I've been fighting PMO addiction since 2016, when I found the NoFap subreddit, and a report impressed me, I thought "these guys are doing the impossible! If they can, I probably can too." And this was exactly what the reports and successful stories were about. I could stop it too. I couldn't at 12, but I was too young, it's time to try again. Soon after I found about Gabe's videos and reboot nation. I spent a few days posting on the NoFap subreddit, but soon after I registered at NoFap forum, where I was banned five times.

I don't know why I was banned, my best guess is I was banned for criticizing them. When I asked why, they banned me again. No notice, nothing. I relapsed, of course. Since 2016, in these two years my addiction got worse. I am watching the most hard core stuff I've watched in my life. 2015 on, I started seeing gay porn even though I'm not gay. Fact is I don't know if I'm gay because I jerked off to gay stuff, there was a YouTube channel which was my favorite. Porn gay excited me like nothing else. This was when I knew I needed to stop and seek help. Betraying my values is one thing. Now I'm betraying my sexuality. I don't have a problem with being gay or gay people, but if porn is turning me gay, I have to do something about it.

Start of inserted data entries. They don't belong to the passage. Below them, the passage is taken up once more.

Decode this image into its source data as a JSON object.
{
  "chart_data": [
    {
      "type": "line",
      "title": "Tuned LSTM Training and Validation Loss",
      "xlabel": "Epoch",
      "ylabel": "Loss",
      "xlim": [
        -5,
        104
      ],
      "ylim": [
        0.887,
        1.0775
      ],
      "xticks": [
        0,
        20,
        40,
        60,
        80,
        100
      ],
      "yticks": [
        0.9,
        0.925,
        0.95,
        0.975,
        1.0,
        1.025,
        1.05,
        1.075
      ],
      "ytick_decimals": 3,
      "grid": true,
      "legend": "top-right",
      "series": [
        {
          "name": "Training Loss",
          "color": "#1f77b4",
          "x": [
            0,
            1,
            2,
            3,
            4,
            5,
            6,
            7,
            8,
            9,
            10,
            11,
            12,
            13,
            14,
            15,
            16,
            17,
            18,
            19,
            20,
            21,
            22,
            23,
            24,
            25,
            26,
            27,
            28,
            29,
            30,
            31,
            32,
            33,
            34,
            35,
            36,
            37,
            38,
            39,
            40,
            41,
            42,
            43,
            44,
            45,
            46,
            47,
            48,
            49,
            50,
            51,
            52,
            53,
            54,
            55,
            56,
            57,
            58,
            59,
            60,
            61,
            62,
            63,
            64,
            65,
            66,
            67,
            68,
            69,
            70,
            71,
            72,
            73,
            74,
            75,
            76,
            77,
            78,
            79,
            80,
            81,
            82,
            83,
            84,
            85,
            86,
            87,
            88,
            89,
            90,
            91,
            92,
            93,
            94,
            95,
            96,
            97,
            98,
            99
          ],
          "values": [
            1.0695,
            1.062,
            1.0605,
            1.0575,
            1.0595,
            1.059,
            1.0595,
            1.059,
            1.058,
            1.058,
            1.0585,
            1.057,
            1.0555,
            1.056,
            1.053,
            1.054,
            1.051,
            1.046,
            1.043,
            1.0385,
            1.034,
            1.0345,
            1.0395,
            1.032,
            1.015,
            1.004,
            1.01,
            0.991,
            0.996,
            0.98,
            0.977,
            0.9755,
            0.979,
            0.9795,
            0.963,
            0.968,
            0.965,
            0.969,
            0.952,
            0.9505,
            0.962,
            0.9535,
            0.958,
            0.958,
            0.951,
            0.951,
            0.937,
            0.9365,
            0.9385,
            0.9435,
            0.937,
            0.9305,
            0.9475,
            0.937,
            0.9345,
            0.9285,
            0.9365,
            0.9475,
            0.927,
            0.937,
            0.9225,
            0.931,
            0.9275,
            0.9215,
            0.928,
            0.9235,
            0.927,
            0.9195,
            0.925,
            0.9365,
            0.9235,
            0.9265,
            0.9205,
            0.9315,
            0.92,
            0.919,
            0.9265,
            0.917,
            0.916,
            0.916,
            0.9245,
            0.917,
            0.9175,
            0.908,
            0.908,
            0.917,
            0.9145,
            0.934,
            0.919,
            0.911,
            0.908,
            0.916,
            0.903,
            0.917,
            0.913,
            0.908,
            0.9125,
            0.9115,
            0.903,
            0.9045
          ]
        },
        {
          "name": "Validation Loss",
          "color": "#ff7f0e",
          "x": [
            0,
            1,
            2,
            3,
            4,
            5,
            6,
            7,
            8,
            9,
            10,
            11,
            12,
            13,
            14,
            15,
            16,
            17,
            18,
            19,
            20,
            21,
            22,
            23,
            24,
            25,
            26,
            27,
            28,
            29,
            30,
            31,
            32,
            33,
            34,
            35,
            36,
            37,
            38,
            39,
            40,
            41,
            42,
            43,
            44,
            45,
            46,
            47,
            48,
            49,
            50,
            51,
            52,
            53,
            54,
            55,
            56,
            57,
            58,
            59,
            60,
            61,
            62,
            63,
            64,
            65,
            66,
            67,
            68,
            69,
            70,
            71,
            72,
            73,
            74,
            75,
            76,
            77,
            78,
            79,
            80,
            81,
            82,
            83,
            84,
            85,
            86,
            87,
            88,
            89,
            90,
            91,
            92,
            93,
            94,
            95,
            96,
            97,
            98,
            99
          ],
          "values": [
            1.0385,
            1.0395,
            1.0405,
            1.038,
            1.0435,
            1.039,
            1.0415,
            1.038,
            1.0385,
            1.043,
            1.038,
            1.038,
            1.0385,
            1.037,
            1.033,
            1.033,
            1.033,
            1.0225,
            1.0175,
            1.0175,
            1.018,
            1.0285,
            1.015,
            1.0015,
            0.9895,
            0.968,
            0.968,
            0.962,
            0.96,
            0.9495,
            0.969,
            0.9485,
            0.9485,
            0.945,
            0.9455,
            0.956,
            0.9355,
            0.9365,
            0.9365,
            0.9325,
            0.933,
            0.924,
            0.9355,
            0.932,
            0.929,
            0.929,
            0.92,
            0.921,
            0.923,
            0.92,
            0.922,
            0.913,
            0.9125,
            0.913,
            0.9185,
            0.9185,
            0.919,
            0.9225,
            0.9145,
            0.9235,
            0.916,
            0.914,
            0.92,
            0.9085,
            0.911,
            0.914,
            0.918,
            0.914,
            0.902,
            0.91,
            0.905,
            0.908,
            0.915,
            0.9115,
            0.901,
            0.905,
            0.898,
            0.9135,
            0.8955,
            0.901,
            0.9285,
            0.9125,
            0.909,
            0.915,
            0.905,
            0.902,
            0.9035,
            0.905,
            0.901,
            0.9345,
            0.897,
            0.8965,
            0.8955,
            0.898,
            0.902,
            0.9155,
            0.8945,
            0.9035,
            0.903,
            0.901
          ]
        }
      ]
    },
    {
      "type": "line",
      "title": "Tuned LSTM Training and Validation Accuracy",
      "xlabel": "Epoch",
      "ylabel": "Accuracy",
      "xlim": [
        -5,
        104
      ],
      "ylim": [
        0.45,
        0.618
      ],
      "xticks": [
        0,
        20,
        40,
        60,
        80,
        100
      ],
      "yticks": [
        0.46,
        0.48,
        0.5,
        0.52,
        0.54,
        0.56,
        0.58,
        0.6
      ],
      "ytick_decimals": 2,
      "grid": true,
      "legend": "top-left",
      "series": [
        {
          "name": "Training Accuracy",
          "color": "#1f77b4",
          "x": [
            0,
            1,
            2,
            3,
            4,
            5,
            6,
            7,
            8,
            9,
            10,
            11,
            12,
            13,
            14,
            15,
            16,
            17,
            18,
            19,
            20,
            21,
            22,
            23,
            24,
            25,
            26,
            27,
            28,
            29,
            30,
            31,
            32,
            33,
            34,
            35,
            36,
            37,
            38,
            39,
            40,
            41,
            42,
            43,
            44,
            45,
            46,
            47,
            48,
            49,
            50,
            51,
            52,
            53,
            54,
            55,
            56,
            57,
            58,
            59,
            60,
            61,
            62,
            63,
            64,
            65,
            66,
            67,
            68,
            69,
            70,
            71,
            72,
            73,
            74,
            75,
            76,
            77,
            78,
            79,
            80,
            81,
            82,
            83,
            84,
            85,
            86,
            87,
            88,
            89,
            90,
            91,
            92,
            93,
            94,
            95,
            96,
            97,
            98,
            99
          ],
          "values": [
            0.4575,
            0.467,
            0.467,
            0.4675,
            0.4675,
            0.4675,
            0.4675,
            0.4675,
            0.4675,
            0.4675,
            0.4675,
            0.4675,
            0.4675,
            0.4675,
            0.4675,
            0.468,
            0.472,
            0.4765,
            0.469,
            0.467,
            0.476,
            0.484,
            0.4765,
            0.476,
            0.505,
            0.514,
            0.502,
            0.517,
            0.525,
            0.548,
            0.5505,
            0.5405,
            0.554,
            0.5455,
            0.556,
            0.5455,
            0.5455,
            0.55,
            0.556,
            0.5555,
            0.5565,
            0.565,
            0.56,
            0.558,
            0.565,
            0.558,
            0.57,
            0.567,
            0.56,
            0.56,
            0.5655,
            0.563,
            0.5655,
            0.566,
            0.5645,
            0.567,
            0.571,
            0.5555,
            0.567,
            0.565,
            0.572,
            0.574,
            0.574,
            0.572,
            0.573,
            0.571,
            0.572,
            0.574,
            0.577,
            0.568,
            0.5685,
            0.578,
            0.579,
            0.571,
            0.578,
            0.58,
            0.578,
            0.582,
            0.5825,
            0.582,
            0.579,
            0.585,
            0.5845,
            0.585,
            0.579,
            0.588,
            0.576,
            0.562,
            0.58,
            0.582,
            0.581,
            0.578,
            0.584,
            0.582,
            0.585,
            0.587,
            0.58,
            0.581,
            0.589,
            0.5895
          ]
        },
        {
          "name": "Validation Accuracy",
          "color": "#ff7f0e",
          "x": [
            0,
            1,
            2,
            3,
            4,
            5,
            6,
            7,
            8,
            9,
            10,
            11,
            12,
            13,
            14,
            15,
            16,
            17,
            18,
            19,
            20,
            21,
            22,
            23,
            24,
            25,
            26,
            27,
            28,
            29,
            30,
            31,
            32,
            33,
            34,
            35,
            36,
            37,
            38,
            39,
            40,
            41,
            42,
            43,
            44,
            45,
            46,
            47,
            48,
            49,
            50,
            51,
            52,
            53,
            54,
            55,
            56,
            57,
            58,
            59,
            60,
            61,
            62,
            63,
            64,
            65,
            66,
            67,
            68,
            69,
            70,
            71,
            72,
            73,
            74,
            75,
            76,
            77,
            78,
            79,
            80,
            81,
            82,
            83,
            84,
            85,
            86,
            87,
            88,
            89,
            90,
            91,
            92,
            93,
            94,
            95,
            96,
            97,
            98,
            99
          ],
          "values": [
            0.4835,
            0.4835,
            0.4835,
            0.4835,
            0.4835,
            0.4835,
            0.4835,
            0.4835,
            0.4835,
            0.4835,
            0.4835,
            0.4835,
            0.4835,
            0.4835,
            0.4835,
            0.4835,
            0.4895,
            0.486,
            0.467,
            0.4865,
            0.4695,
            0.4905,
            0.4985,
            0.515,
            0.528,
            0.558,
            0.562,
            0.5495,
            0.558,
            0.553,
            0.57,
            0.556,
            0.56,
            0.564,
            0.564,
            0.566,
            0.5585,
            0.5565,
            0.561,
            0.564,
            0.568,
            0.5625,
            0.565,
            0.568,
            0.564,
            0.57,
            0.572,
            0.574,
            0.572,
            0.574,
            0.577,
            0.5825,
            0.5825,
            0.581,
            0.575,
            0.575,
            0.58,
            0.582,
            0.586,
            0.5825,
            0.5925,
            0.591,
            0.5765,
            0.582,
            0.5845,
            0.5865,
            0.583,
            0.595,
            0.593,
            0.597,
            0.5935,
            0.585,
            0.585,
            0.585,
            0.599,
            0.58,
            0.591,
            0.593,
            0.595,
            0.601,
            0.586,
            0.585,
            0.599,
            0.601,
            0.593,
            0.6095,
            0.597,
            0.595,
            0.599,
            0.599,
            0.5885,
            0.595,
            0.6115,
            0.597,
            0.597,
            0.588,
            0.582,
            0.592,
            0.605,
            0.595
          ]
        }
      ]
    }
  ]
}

I do not recommend the NoFap forum as they became a gold digger organization. The NoFap subreddit is more neutral, one can't really be banned from there, only the posts will be erased. But it is full of references to the NoFap site and their stupid NoFap academy, which you have to pay to get visual with Alexander Rhodes, the Fapstronaut #1, c'mon cut me some slack.

Doing stuff alone doesn't work so well, but no matter how much help you are able to get your hands at, in the end, it's only you and your addiction. Nobody, despite their infinite caring and support and accountability will be with you in the bathroom when the opportunity to masturbate rises.

I'll not pay Alexander Rhodes to have a journal online. Many rebooters say there is benefit in writing a journal and I confirm it. My longest streak is 68 days, this was in January 2018. My streaks are on a linear progress of 31, 58 and 68 with several small streaks, I came back to porn for 4 months, then came back to reboot. This is really hard. Starting this year I decided that I will not give up anymore. I'll keep trying for as long as it takes.

I'm looking forward to interact with other members of this web forum and I hope I can encourage some to keep their streaks, and have some encouraging back too. Please don't ban me if I relapse.